Question

Question: There are \(n\) different types of collectible cards you can get as prizes when you buy a particular product. Suppose that every time you buy this product it is equally likely that you get any type of these cards. Let \(X\) be the random variable equal to the number of products that need to be purchased to obtain at least one of each type of card and let \({X_j}\) be the random variable equal to the number of additional products that must be purchased after \(j\) different cards have been collected until a new card is obtained for \(j = 0,1, \ldots ,n - 1.\)

a) Show that\(X = \sum\limits_{j = 0}^{n - 1} {{X_j}} \).

b) Show that after\(j\)distinct types of cards have been obtained, the card obtained with the next purchase will be a card of a new type with probability\(\left( {n - j} \right){\rm{ }}/{\rm{ }}n.\)

c) Show that\({X_j}\)has a geometric distribution with parameter\(\left( {n - j} \right){\rm{ }}/{\rm{ }}n.\)

d) Use parts (a) and (c) to show that\(E(X) = n\sum\limits_{j = 1}^n 1 /j\).

e) Use the approximation\(\sum\limits_{j = 1}^n 1 /j \approx \ln n + \gamma \), where\(\gamma = 0.57721 \ldots \)is Euler's constant, to find the expected number of products that you need to buy to get one card of each type if there are 50 different types of cards.

Short answer

Answer

a)\(X = \sum\limits_{j = 0}^{n - 1} {{X_j}} \)

b)\(P\left( {{X_j} = 1} \right) = \frac{{n - j}}{n}\)

c)\(P\left( {{X_j} = k} \right) = {\left( {\frac{j}{n}} \right)^{k - 1}}\frac{{(n - j)}}{n}\)

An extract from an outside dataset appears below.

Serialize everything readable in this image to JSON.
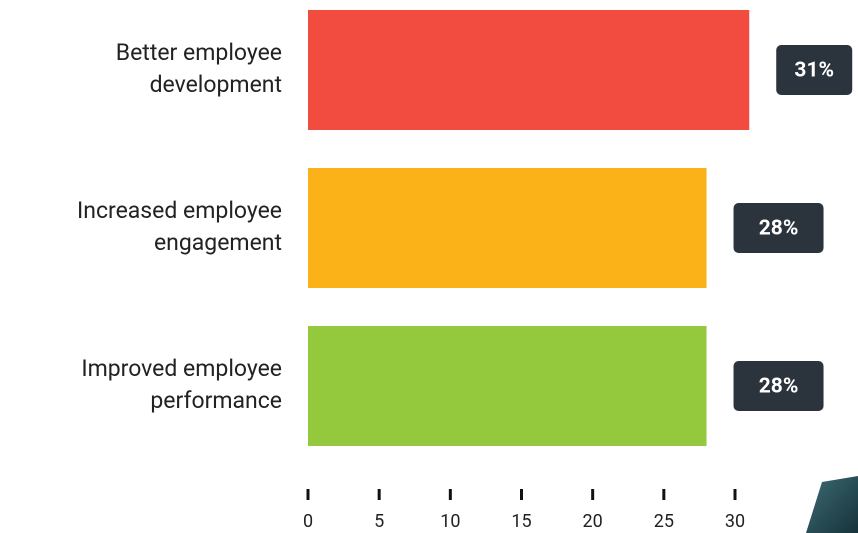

d)\(E(X) = n\sum\limits_{j = 1}^n {\frac{1}{j}} \) .

e) \(224.5\)

Step-by-step solution

Answer 

a) \(X = \sum\limits_{j = 0}^{n - 1} {{X_j}} \)

b) \(P\left( {{X_j} = 1} \right) = \frac{{n - j}}{n}\)

c) \(P\left( {{X_j} = k} \right) = {\left( {\frac{j}{n}} \right)^{k - 1}}\frac{{(n - j)}}{n}\)

d) \(E(X) = n\sum\limits_{j = 1}^n {\frac{1}{j}} \) .

e) \(224.5\)

Use Probability and Sum of Probabilities for each case

a) Let \({Y_j}\) be the random variable that denotes the no. of products needed to be purchased before \(j\) -th collectible card is received for\(j = 1,2, \ldots ,n\) . Obviously \({X_j} = {Y_{j + 1}} - {Y_j}\forall j = 1,2, \ldots ,n - 1\) and \({X_0} = {Y_1}\). Observe that \(X = {Y_n} = \sum\limits_{i = 2}^n {\left( {{Y_i} - {Y_{i - 1}}} \right)} + {Y_1} = \sum\limits_{j = 0}^{n - 1} {{X_j}} \).

b)\(P\left( {{X_j} = 1} \right) = \frac{{n - j}}{n}\).

c) After the\(j\)-th new card is received, each next purchase can result in a repeat card in\(j\)different ways and in a new card in\((n - j)\)ways until the next new card is received. Hence,\(P\left( {{X_j} = k} \right) = P\left( {{Y_{j + 1}} - {Y_j} = k} \right) = {\left( {\frac{j}{n}} \right)^{k - 1}}\frac{{(n - j)}}{n}\).

d) \(E(X) = \sum\limits_{j = 0}^{n - 1} E \left( {{X_j}} \right) = \sum\limits_{j = 0}^{n - 1} {\frac{1}{{\frac{{(n - j)}}{n}}}} = n\sum\limits_{j = 1}^n {\frac{1}{j}} \) .

e) \(E(X) = 50.(\ln 50 + \gamma ) \approx 224.5\).